The action step here is to brainstorm your most common experiences and give each one a label. Maybe you have a “Brain Fog Day” or a “Low Motivation Day” or a “Ready to Go! Day.” It may be helpful to limit your types of days to just the three or four most common to you so you don’t feel overwhelmed. Give it a try! Get creative! This is an experiment and you can always tweak, add, or edit later.
Step 2: Generate a menu of accessible tasks for each type of day
Have you ever shut down or given up when confronted with seemingly endless options? When you take time to make a menu of options ahead of time, it can streamline the process of selecting an appropriate to-do task later.
The action step here is to brainstorm tasks that are accessible to you during your different types of days and list those tasks in the appropriate menus. My reason for this step is twofold: 1) you can limit decision making when you begin a personal productivity session on a certain type of day and 2) you can choose tasks that will help you to make progress without overwhelming yourself or spinning your wheels.

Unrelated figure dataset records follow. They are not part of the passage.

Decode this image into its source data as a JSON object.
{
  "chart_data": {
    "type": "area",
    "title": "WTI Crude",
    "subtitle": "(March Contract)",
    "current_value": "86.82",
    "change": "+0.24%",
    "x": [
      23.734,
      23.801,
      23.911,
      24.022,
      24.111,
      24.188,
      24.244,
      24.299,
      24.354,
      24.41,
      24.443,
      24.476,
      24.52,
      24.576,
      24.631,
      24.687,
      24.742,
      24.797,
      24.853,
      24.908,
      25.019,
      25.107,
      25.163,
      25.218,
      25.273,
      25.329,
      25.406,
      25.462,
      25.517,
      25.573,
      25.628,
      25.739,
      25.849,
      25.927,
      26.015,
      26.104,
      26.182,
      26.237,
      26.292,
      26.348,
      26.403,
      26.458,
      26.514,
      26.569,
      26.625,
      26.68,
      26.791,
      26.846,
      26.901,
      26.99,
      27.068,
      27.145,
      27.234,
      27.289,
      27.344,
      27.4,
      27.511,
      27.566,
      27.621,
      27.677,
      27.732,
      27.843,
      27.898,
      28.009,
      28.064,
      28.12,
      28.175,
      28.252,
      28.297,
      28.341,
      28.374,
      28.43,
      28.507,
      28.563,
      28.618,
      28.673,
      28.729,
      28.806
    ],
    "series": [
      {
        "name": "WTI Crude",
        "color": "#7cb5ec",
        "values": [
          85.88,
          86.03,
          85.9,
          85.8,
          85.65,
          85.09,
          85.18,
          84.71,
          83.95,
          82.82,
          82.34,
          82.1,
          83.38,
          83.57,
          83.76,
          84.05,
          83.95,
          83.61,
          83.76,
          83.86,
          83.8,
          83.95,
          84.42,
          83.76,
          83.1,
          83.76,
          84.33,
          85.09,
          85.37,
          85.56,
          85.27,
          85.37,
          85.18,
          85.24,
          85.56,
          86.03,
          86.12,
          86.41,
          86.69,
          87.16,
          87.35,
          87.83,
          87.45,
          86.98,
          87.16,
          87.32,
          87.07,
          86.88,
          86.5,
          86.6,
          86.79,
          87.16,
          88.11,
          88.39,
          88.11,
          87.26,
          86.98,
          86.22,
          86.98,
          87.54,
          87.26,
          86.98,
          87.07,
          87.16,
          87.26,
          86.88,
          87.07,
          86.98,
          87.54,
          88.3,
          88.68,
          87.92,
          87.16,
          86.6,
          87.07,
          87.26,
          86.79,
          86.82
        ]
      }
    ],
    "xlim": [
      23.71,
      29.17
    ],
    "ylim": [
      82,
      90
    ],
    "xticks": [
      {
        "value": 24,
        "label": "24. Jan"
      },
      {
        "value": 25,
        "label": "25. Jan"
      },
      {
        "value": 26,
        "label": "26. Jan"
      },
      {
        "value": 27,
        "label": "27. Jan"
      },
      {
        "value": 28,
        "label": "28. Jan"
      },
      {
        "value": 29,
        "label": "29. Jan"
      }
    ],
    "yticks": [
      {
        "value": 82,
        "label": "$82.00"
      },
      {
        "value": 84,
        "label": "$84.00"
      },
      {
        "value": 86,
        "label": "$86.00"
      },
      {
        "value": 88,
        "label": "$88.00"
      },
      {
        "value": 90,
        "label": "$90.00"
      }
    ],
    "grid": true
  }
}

For example, when I have brain fog it’s very difficult for me to revise a draft because I can’t access my full vocabulary. If I try to force myself to do creative and critical writing when I have brain fog, I’ll need to put in placeholders like “[the little table in the living room]” when I can’t remember the word for “coffee table.” While this method for writing is technically doable on a Brain Fog Day, I’ll find more success and feel better if I choose a task from my Brain Fog Day menu:
Look up titles of articles, podcasts, or books I want to check out later
Organize my office
Format documents
Run errands
Do bookkeeping
Bonus Step: Don’t forget to rest!
Developing a menu of appropriate to-do tasks for each type of day is a great way to make meaningful progress during personal productivity sessions, but it’s also important to think about how you can recharge your personal resources. I encourage you to generate a menu of rest and self-care practices that can support you on each one of your types of days. This might be its own list, or you might add activities to each of your existing menus alongside your accessible productivity tasks.
Here are some inspirations: close your eyes for 30 seconds every ten minutes, look out a window 20 feet away for 20 seconds, get up from your desk and go make a cup of tea, drink water, lay on the floor with your legs up the wall, do a stretch from physical therapy, etc. Be sure to write down your list somewhere you’ll see it, like a post-it on the side of your computer screen or posted above your desk.